Güncelleme Tarihi:
2003 yılında ODTÜ’de kurulmuşsunuz ve rebetiko, tango, kanto, klasik Türk müziği gibi türlerin ortak kökenleri üzerine çalışmalar yaparak müzik serüveninize başlamışsınız. Nasıl bir araya geldiniz? Üniversite dönemindeki çalışmalarınızdan bahseder misiniz?
Sertaç Işık: Her şey gaz ve toz bulutuyken ODTÜ Deneysel Müzik Grubu vardı. Halk müziğini hunharca armonize edip, düzenlerdik. Daha sonra bu grup Güz Kumpanyası’na evrildi. ODTÜ Tiyatro Topluluğu’nun oyunlarına iki dönem müzik ürettik. Bir basılı albümümüz mevcut. Sonrasında kendi özgün üretimlerimiz o kadar çoğaldı ki, birikimlerimiz ışığında tamamen kendi bestelerimize yöneldik.
Bayezid Özden: ODTÜ’de Türk Halk Bilimi Topluluğu (THBT) ve Klasik Türk Müziği Topluluğu (KTMT) diye iki komşu topluluk vardır. İlk defa bu toplulukların barakalarında tanıştık diyebilirim. Grubun bir kısmı THBT’liydi diğer kısmı KTMT’liydi desek pek de yanlış olmaz. Zamanla, denediğimiz düzenlemeler, tabiri caizse ekipteki arkadaşların geldikleri evlerinden, mahallelerinden taşıdıkları ezgiler olmaya başladı. O denemeler sırasında türküleri, erken dönem klasik Türk müziklerini, rebetikoları ve yanında da bestelerimizi çalıp söyledik.
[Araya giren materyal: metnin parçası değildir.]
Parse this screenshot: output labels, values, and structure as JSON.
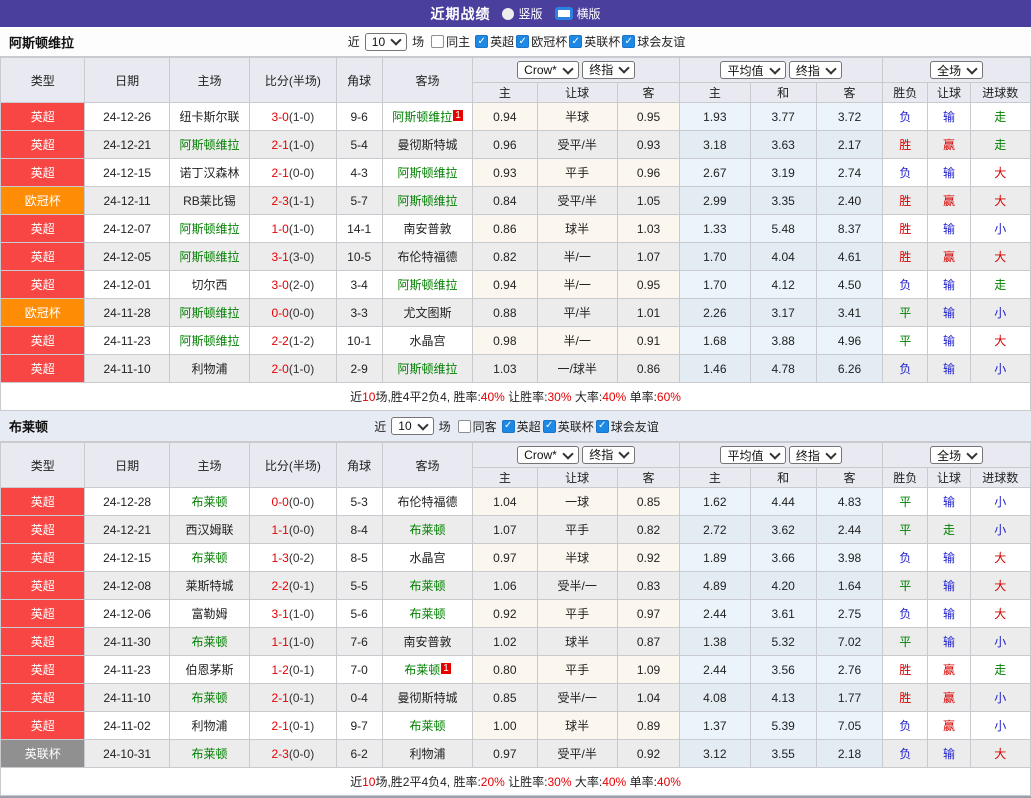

O özgürlük bize deneme yanılma imkanı verdi, ve kendimizi gerçekleştirdik denebilir.
Göksenin Seyhan: Sevmezlerdi beni o zamanlar! Şaka bir yana, birlikte yaptığımız bir projeden sonra yollar ayrı düştü, Güz Kumpanyası kuruldu. Ben müzikal söylemeye devam ediyordum o sıralar!
Alper Sayın: Bu süreçte çok farklı denemeler yaptık, bir taraftan da esinlendiğimiz müzikler ve müzisyenler bizleri beslemeye devam etti. Grubumuzun ismini de Sertaç ve ben bir ekonomi dersinde, güzünü yaşayan şarkılara ithafen Güz Kumpanyası olarak koymuştuk.
Dilcu Salihoğlu: Güz Kumpanyası’nın kuruluş dönemine yetişemesem de ilk albüm çalışmaları sonrası ekiple ODTÜ’de tanıştım. Bir konser öncesi Klasik Türk Müziği Topluluğu’nda prova yapan ekibi kapalı kapılar ardından dinledim, klasik kemençeden büyülendiğim gündür o gün. Uzun yıllar sıkı takipçisi olduğum, konserlerini kaçırmadığım ekibe sonraları klasik kemençe ile dahil oldum.
Ekibi tanıtır mısınız? Yeni şarkınız 'Yeniden'in mutfağında kimler var?
Sertaç: “Yeniden”in söz ve müziği eski vokalist ve gitaristimiz Utku Hakan Keleş’e ait. Belgin Ayhan flüt çaldı. Alperen Gün kemanı ile Kumpanya’ya eşlik etti. Şarkının miks ve mastering’ini Ferhat Uçar gerçekleştirdi. Albümde kullandığımız kapak fotoğrafı eski Kumpanyacılardan Ulaş Soylu’nun elinden çıktı.
“Yeniden” geçtiğimiz günlerde yayınlandı. Bir diğer şarkınız “Hayal Belki Kavuşmak” da Mart ayı başında çıktı. Birçok müzisyen artık sık aralıklarla yeni şarkılar yayınlayarak dijital dünyada varolmaya çalışıyor. Siz dijital müziğin gidişatını nasıl öngörüyorsunuz?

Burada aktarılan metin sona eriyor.